И наконец, пришло избавление от капризного, обидчивого и давно уже немилого Васильчикова. «Потом приехал некто Богатырь (т. е. Потемкин), — пишет Екатерина. — Сей Богатырь по заслугам своим и по всегдашней ласке прелестен был так, что, услыша о его приезде, уже говорить стали, что ему тут поселиться, а того не знали, что мы письмецом сюда призвали неприметно его, однако же с таким внутренним намерением, чтоб не вовсе слепо по приезде его поступать, но разбирать, есть ли в нем склонность, о которой мне Брюсша (П. А. Брюс) сказывала, что давно многие подозревали, то есть та, которую я желаю, чтобы он имел».
Это чистосердечное признание Екатерина заканчивала словами: «Ну, Господин Богатырь, после сей исповеди могу ли я надеяться получить отпущение грехов своих; изволишь видеть, что не пятнадцать, но третья доля из них.
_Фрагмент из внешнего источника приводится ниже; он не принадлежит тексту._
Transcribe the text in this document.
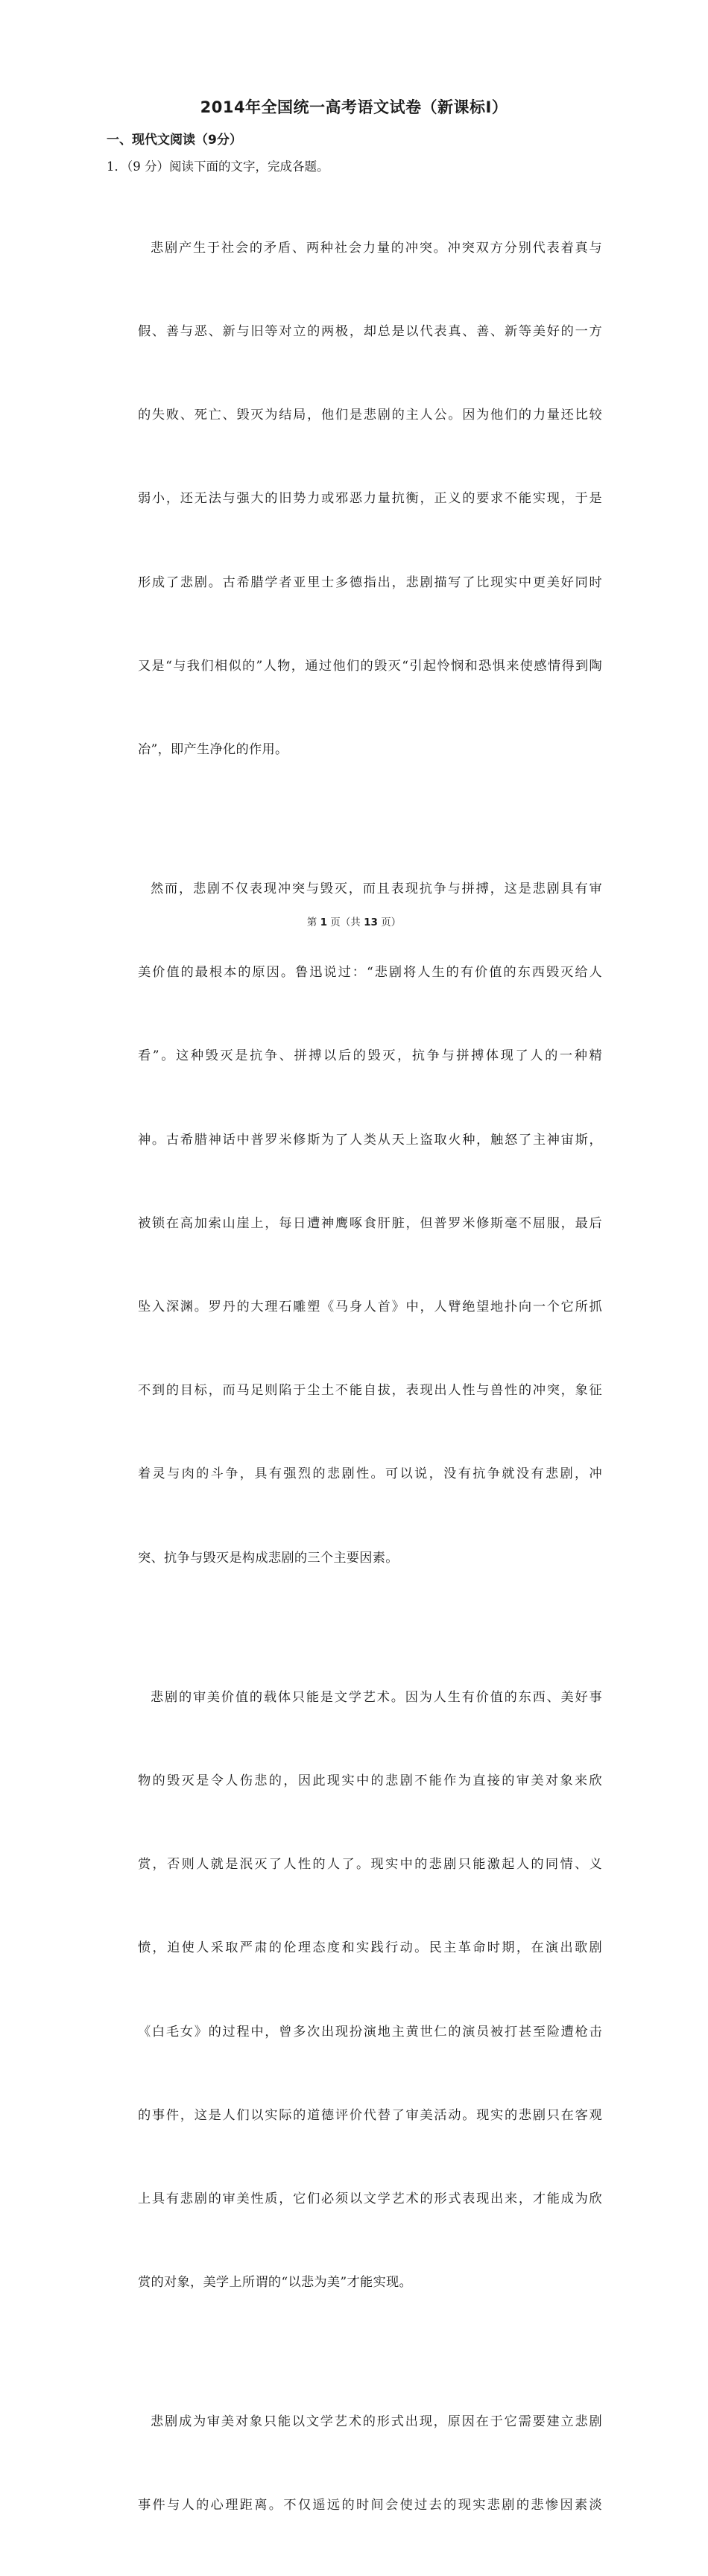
2014年全国统一高考语文试卷（新课标Ⅰ）
一、现代文阅读（9分）
1．（9 分）阅读下面的文字，完成各题。

悲剧产生于社会的矛盾、两种社会力量的冲突。冲突双方分别代表着真与

假、善与恶、新与旧等对立的两极，却总是以代表真、善、新等美好的一方

的失败、死亡、毁灭为结局，他们是悲剧的主人公。因为他们的力量还比较

弱小，还无法与强大的旧势力或邪恶力量抗衡，正义的要求不能实现，于是

形成了悲剧。古希腊学者亚里士多德指出，悲剧描写了比现实中更美好同时

又是“与我们相似的”人物，通过他们的毁灭“引起怜悯和恐惧来使感情得到陶

冶”，即产生净化的作用。

然而，悲剧不仅表现冲突与毁灭，而且表现抗争与拼搏，这是悲剧具有审

美价值的最根本的原因。鲁迅说过：“悲剧将人生的有价值的东西毁灭给人

看”。这种毁灭是抗争、拼搏以后的毁灭，抗争与拼搏体现了人的一种精

神。古希腊神话中普罗米修斯为了人类从天上盗取火种，触怒了主神宙斯，

被锁在高加索山崖上，每日遭神鹰啄食肝脏，但普罗米修斯毫不屈服，最后

坠入深渊。罗丹的大理石雕塑《马身人首》中，人臂绝望地扑向一个它所抓

不到的目标，而马足则陷于尘土不能自拔，表现出人性与兽性的冲突，象征

着灵与肉的斗争，具有强烈的悲剧性。可以说，没有抗争就没有悲剧，冲

突、抗争与毁灭是构成悲剧的三个主要因素。

悲剧的审美价值的载体只能是文学艺术。因为人生有价值的东西、美好事

物的毁灭是令人伤悲的，因此现实中的悲剧不能作为直接的审美对象来欣

赏，否则人就是泯灭了人性的人了。现实中的悲剧只能激起人的同情、义

愤，迫使人采取严肃的伦理态度和实践行动。民主革命时期，在演出歌剧

《白毛女》的过程中，曾多次出现扮演地主黄世仁的演员被打甚至险遭枪击

的事件，这是人们以实际的道德评价代替了审美活动。现实的悲剧只在客观

上具有悲剧的审美性质，它们必须以文学艺术的形式表现出来，才能成为欣

赏的对象，美学上所谓的“以悲为美”才能实现。

悲剧成为审美对象只能以文学艺术的形式出现，原因在于它需要建立悲剧

事件与人的心理距离。不仅遥远的时间会使过去的现实悲剧的悲惨因素淡

第 1 页（共 13 页）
Первого — поневоле да четвертого из дешперации, я думала на счет легкомыслия поставить никак не можно, о трех прочих, если точно разберешь, Бог видит, что не от распутства, к которому никакой склонности не имею, и если бы я в участь получила смолоду мужа, которого бы любить могла, я бы вечно к нему не переменилась; беда та, что сердце мое не хочет быть ни на час охотно без любви. Сказывают, такие пороки людские покрыть стараются, будто сие происходит от добросердечия, но статься может, что подобная диспозиция сердца более есть порок, нежели добродетель, но напрасно я к тебе сие пишу, ибо после того возлюбишь или не захочешь в армию ехать, боясь, чтобы я тебя позабыла, но, право, не думаю, чтоб такую глупость сделала, а если хочешь на век меня к себе привязать, то покажи мне столько ж дружбы, как и любви, а наипаче люби и говори правду».
В другом письме Екатерина предостерегала Потемкина от недоброжелательства к братьям Орловым, которых она искренне почитала своими друзьями. «Только одно прошу не делать, — писала она, — не вредить и не стараться вредить князю Орлову в моих мыслях, ибо сие почту за неблагодарность с твоей стороны: нет человека, которого он более мне хвалил и более любил и в прежнее время, и ныне до самого приезда твоего, как тебя. А если он свои пороки имеет, то не тебе, не мне их расценить и расславить. Он тебя любит, и мне они друзья, и я с ними не расстанусь. Вот тебе — нравоученье, умен будешь — примешь. Не умно же будет противоречить сему, для того что сущая правда».